X-ray crystallography is the most popular fragment-finding method according to our latest poll. This is in part due to the previously unmatched level of detail a crystal structure can provide, and in part due to the increasing speed and automation for data collection and processing. But many proteins can never be coaxed into crystals, and while it is possible to advance fragments in the absence of structure, it is rarely easy.
In the past few years, cryogenic electron microscopy (cryo-EM) has come to rival crystallography in terms of resolution (see here for details). The first mention of the technique on Practical Fragments was in 2013, when Teddy wrote that he “could not figure out how you would use [it] in screening/FBHG. However, the point of emerging technology is to emerge…” And emerge it has. At FBLD 2018 researchers from Astex presented the first cryo-EM structure of a bound fragment, and in a new paper in Drug Disc. Today Harren Jhoti and collaborators at Astex and Isohelio provide details for two proteins.
The first target, β-galactosidase (Bgal), is a model protein that has previously been characterized by cryo-EM. The researchers solved the bound structures of three small molecules, two of them fragment-sized, to resolutions of 2.2-2.3 Å. The quality of the maps is such that they could easily be mistaken for crystallographic data: the density is clear and includes ordered water molecules. Induced conformational changes are evident, stereochemistry is unambiguous for all the ligands, and one piperidine ring even shows a hole in the middle. Even more impressive, the structures were solved using automated software.
But three structures do not a screen make. For this, the researchers chose the oncology target pyruvate kinase 2 (PKM2). They designed a small library of 68 highly soluble fragments and screened these at 5 mM. The structures of two complexes are shown, and while the resolution is lower than for Bgal, clear contacts with the protein are evident. Next, the researchers screened cocktails of four fragments, each at 25 mM. Fragments in mixtures were chosen to have diverse shapes, and two structures are shown demonstrating that the technique can distinguish the binders.
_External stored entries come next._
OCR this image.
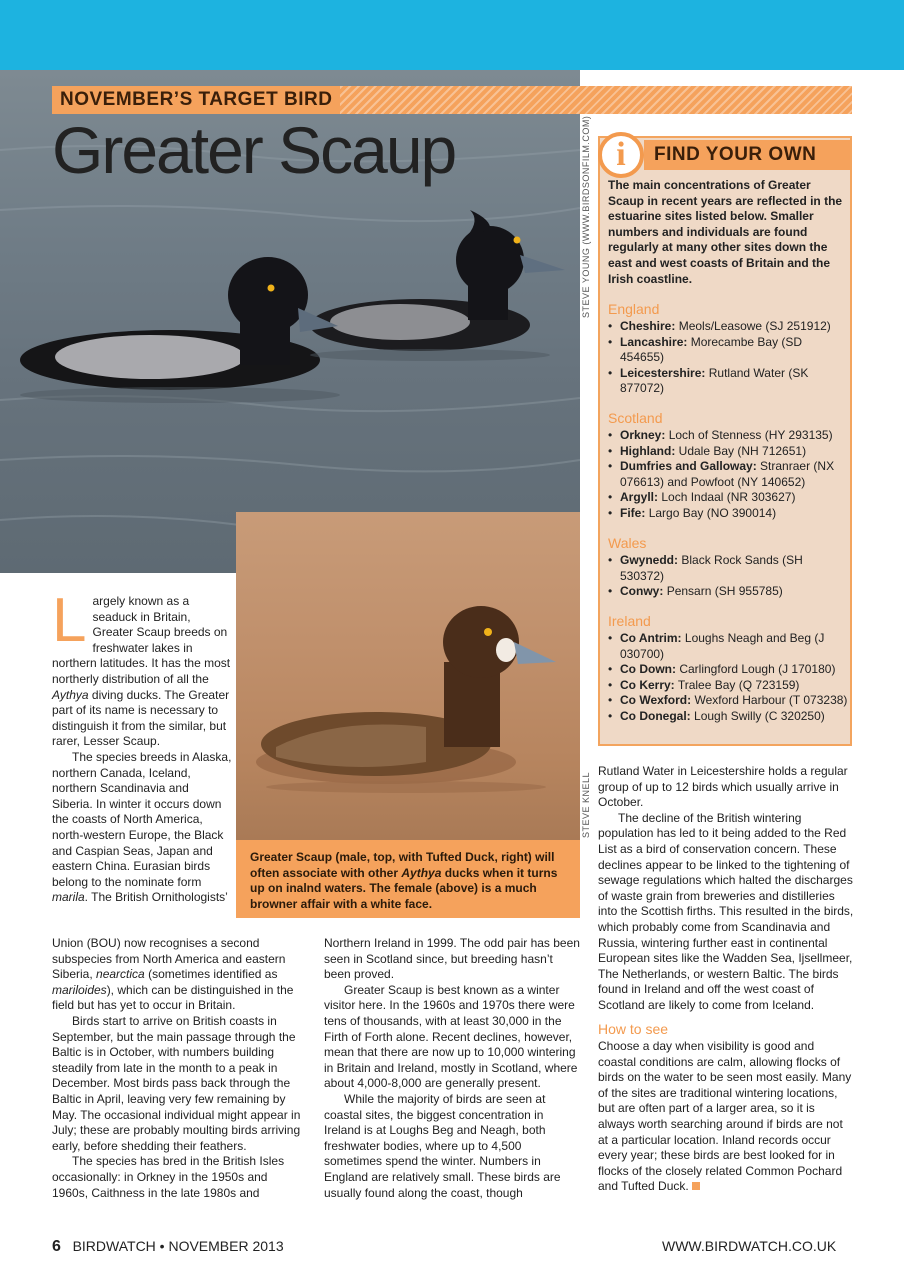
NOVEMBER’S TARGET BIRD
Greater Scaup	STEVE YOUNG (WWW.BIRDSONFILM.COM) i	FIND YOUR OWN
The main concentrations of Greater Scaup in recent years are reflected in the estuarine sites listed below. Smaller numbers and individuals are found regularly at many other sites down the east and west coasts of Britain and the Irish coastline.
England
• Cheshire: Meols/Leasowe (SJ 251912)
• Lancashire: Morecambe Bay (SD 454655)
• Leicestershire: Rutland Water (SK 877072)
Scotland
• Orkney: Loch of Stenness (HY 293135)
• Highland: Udale Bay (NH 712651)
• Dumfries and Galloway: Stranraer (NX 076613) and Powfoot (NY 140652)
• Argyll: Loch Indaal (NR 303627)
• Fife: Largo Bay (NO 390014)
Wales
• Gwynedd: Black Rock Sands (SH 530372)
• Conwy: Pensarn (SH 955785)
Ireland
• Co Antrim: Loughs Neagh and Beg (J 030700)
• Co Down: Carlingford Lough (J 170180)
• Co Kerry: Tralee Bay (Q 723159)
• Co Wexford: Wexford Harbour (T 073238)
• Co Donegal: Lough Swilly (C 320250)
STEVE KNELL
Greater Scaup (male, top, with Tufted Duck, right) will often associate with other Aythya ducks when it turns up on inalnd waters. The female (above) is a much browner affair with a white face.
L argely known as a seaduck in Britain, Greater Scaup breeds on freshwater lakes in northern latitudes. It has the most northerly distribution of all the Aythya diving ducks. The Greater part of its name is necessary to distinguish it from the similar, but rarer, Lesser Scaup.

The species breeds in Alaska, northern Canada, Iceland, northern Scandinavia and Siberia. In winter it occurs down the coasts of North America, north-western Europe, the Black and Caspian Seas, Japan and eastern China. Eurasian birds belong to the nominate form marila. The British Ornithologists’

Union (BOU) now recognises a second subspecies from North America and eastern Siberia, nearctica (sometimes identified as mariloides), which can be distinguished in the field but has yet to occur in Britain.

Birds start to arrive on British coasts in September, but the main passage through the Baltic is in October, with numbers building steadily from late in the month to a peak in December. Most birds pass back through the Baltic in April, leaving very few remaining by May. The occasional individual might appear in July; these are probably moulting birds arriving early, before shedding their feathers.

The species has bred in the British Isles occasionally: in Orkney in the 1950s and 1960s, Caithness in the late 1980s and

Northern Ireland in 1999. The odd pair has been seen in Scotland since, but breeding hasn’t been proved.

Greater Scaup is best known as a winter visitor here. In the 1960s and 1970s there were tens of thousands, with at least 30,000 in the Firth of Forth alone. Recent declines, however, mean that there are now up to 10,000 wintering in Britain and Ireland, mostly in Scotland, where about 4,000-8,000 are generally present.

While the majority of birds are seen at coastal sites, the biggest concentration in Ireland is at Loughs Beg and Neagh, both freshwater bodies, where up to 4,500 sometimes spend the winter. Numbers in England are relatively small. These birds are usually found along the coast, though

Rutland Water in Leicestershire holds a regular group of up to 12 birds which usually arrive in October.

The decline of the British wintering population has led to it being added to the Red List as a bird of conservation concern. These declines appear to be linked to the tightening of sewage regulations which halted the discharges of waste grain from breweries and distilleries into the Scottish firths. This resulted in the birds, which probably come from Scandinavia and Russia, wintering further east in continental European sites like the Wadden Sea, Ijsellmeer, The Netherlands, or western Baltic. The birds found in Ireland and off the west coast of Scotland are likely to come from Iceland.

How to see

Choose a day when visibility is good and coastal conditions are calm, allowing flocks of birds on the water to be seen most easily. Many of the sites are traditional wintering locations, but are often part of a larger area, so it is always worth searching around if birds are not at a particular location. Inland records occur every year; these birds are best looked for in flocks of the closely related Common Pochard and Tufted Duck.

6 BIRDWATCH • NOVEMBER 2013	WWW.BIRDWATCH.CO.UK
Throughput is still an issue: each round of data collection and processing – whether individual compound or cocktail – took about a day. However, the researchers expect that improvements in software and hardware should enable 400 fragments to be screened in less than a month. Indeed, given that much of the focus of cryo-EM has been on generating novel structures, one can imagine various shortcuts for screening, such as collecting smaller numbers of images to look for any evidence of bound ligands. I wonder too if something like PanDDA could be developed for cryo-EM.
Both proteins described have been previously characterized by crystallography, but these are still early days, so it is only a matter of time before we see fragment structures in proteins that haven’t been crystallized. That will open thousands of proteins heretofore inaccessible for structure-based design. The researchers conclude by predicting that “cryo-EM will have a transformative impact on the pharmaceutical industry in the near future.” I would not bet against this.